このような状態になったクロスは、鏡やモニターの仕上げ用としては使えなくなりますが、窓のサッシの泥汚れや換気扇の油汚れなど、使い捨て前提の汚れ仕事用に格下げして最後まで使い切るのがおすすめです。
【FAQ】100均のクリーニングクロスに関するよくある質問
最後に、100均のクロスを購入する際や使用する際に、多くの方が疑問に感じるポイントをQ&A形式でまとめました。
使用上のトラブルを避けるためにも、掃除を始める前に目を通しておいてください。
洗車やデリケートな楽器のお手入れに使っても大丈夫?
車のボディやピアノ、ギターといったデリケートな塗装が施されている楽器の拭き上げに100均のクロスを使う場合は、少し注意が必要です。
100均のクロスは専門店で売られている高級クロスに比べると、繊維の均一性や端の縫製がやや粗い場合があります。
新品の状態でいきなり強くこすったり、砂ぼこりが付着したまま拭いてしまうと、塗装面に細かい傷(洗車傷など)をつけてしまう恐れがあります。

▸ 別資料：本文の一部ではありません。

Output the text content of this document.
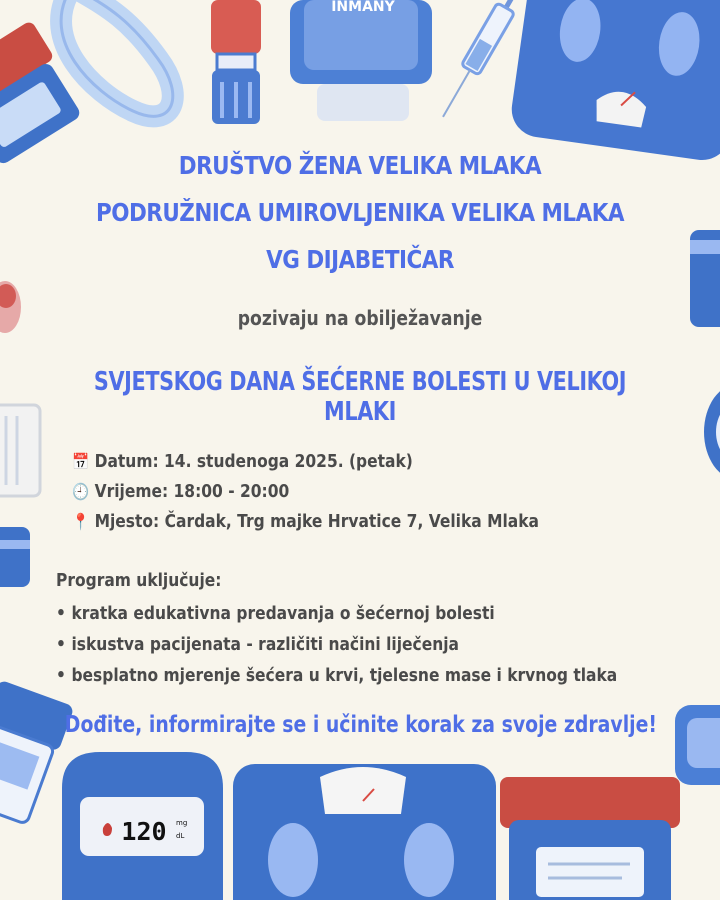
INMANY
120 mg
dL
DRUŠTVO ŽENA VELIKA MLAKA
PODRUŽNICA UMIROVLJENIKA VELIKA MLAKA
VG DIJABETIČAR
pozivaju na obilježavanje
SVJETSKOG DANA ŠEĆERNE BOLESTI U VELIKOJ MLAKI
📅 Datum: 14. studenoga 2025. (petak)
🕘 Vrijeme: 18:00 - 20:00
📍 Mjesto: Čardak, Trg majke Hrvatice 7, Velika Mlaka
Program uključuje:
• kratka edukativna predavanja o šećernoj bolesti
• iskustva pacijenata - različiti načini liječenja
• besplatno mjerenje šećera u krvi, tjelesne mase i krvnog tlaka
Dođite, informirajte se i učinite korak za svoje zdravlje!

車や楽器に使用する場合は、必ず表面の大きなホコリや砂を風で飛ばすか水で洗い流してから、力を入れずに滑らせるように優しく拭いてください。
どうしても傷が心配な高級品のお手入れには、数百円〜千円程度で買えるカー用品店や楽器店が推奨する専用クロスの使用をおすすめします。
鏡の拭き跡がどうしても消えない場合はどうする?
クロスを2枚使って正しい手順で拭いても、お風呂場などの鏡の拭き跡が消えない場合は、汚れの種類が皮脂や単なる水滴ではない可能性が高いです。

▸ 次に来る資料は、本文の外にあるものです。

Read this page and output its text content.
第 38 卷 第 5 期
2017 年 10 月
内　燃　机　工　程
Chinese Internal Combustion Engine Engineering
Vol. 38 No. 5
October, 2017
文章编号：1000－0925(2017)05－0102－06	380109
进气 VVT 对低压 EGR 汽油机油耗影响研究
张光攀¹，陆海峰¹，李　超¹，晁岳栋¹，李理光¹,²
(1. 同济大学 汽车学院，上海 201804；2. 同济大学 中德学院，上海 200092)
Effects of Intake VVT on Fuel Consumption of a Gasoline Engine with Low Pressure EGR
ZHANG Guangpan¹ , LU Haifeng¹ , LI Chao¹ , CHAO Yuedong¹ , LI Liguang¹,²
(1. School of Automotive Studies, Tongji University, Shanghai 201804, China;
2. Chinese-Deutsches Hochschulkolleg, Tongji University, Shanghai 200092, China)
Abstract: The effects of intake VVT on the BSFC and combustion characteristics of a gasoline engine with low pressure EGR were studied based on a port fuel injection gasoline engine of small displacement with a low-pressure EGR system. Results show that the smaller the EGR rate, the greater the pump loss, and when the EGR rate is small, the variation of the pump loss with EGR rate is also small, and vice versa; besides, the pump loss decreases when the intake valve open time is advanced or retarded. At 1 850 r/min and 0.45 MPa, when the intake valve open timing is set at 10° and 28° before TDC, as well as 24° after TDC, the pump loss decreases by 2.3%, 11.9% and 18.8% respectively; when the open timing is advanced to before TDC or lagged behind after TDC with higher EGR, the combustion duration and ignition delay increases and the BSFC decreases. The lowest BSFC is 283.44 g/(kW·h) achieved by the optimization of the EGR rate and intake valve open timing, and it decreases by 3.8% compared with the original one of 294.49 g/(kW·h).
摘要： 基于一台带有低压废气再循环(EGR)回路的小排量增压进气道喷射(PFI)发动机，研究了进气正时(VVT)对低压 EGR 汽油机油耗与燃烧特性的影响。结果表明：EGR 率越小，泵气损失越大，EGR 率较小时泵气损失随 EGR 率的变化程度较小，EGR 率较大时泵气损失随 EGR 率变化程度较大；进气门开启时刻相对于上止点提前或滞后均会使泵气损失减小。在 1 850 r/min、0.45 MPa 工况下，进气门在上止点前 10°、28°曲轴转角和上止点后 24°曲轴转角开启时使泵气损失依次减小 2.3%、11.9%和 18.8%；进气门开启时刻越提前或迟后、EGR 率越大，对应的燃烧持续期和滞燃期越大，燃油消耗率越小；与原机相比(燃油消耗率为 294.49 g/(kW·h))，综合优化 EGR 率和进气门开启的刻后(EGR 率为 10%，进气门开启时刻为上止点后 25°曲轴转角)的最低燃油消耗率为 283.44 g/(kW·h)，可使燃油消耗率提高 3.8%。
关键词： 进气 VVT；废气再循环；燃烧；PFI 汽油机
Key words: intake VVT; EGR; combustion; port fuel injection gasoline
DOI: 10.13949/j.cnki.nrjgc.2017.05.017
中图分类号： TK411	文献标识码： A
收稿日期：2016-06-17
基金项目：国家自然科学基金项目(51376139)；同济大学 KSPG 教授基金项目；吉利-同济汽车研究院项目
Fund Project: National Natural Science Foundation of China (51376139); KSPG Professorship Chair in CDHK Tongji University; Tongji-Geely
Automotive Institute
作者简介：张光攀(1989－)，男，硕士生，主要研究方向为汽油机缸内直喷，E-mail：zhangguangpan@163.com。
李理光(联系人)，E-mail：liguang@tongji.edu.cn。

水道水に含まれるカルシウムやミネラル成分が長期間かけて蓄積し、石のように硬く結晶化した「水垢(ウロコ汚れ)」になっていると考えられます。
このようなアルカリ性の水垢汚れは、布でこすった程度では絶対に落とすことができません。
先ほどご紹介したセリアの「鏡ウロコバスター」などの研磨剤入りスポンジを使うか、クエン酸を水に溶かしたクエン酸スプレーを吹きかけてラップでパックし、汚れを酸の力で柔らかく溶かしてから拭き取る必要があります。
水垢を完全に除去して土台を綺麗にしてからであれば、クロスでの拭き上げで本来のピカピカな状態を取り戻すことができます。

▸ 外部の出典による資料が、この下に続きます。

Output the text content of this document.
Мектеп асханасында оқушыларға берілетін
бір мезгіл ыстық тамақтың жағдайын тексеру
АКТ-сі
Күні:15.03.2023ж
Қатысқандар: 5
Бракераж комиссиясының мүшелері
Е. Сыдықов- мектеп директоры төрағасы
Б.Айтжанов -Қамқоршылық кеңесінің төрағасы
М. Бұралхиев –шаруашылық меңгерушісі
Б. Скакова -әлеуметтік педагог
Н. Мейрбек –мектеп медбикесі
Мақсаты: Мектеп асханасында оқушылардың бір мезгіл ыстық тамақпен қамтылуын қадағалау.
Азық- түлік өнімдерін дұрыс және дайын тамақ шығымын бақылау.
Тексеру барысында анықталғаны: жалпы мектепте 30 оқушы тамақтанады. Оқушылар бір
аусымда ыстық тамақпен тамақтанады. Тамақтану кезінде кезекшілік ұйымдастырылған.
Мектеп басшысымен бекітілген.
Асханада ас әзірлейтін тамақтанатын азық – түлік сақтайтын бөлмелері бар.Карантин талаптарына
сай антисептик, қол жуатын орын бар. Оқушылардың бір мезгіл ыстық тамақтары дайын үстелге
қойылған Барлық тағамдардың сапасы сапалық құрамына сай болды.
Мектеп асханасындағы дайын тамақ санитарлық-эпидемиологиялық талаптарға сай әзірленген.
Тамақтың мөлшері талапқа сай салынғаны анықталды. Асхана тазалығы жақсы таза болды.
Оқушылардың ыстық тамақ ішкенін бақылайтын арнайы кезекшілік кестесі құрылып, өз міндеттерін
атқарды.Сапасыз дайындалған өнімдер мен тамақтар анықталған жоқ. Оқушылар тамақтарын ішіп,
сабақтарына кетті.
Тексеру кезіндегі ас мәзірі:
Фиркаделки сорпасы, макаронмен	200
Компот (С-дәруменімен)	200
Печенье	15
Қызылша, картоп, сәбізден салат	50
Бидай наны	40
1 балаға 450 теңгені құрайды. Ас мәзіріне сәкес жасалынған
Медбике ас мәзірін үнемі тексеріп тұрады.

まとめ:セリアのクロスを用途別に使い分けて家じゅうピカピカに!
拭き跡が残らないクロスは、100均のセリアで十分に揃えることができることがお分かりいただけたかと思います。
高いお金を出さなくても、「スエード調」と「ワッフル織り」の2種類のクロスを用意し、下拭きと乾拭きを徹底するだけで、ガラスもモニターも驚くほど綺麗に仕上がります。
100均だからこそ、用途や場所ごとに複数枚を気兼ねなく用意できるのが最大のメリットです。
ぜひお近くのセリアで自分に合ったクロスを見つけて、拭き筋のないクリアな空間で気持ちの良い毎日を過ごしてください。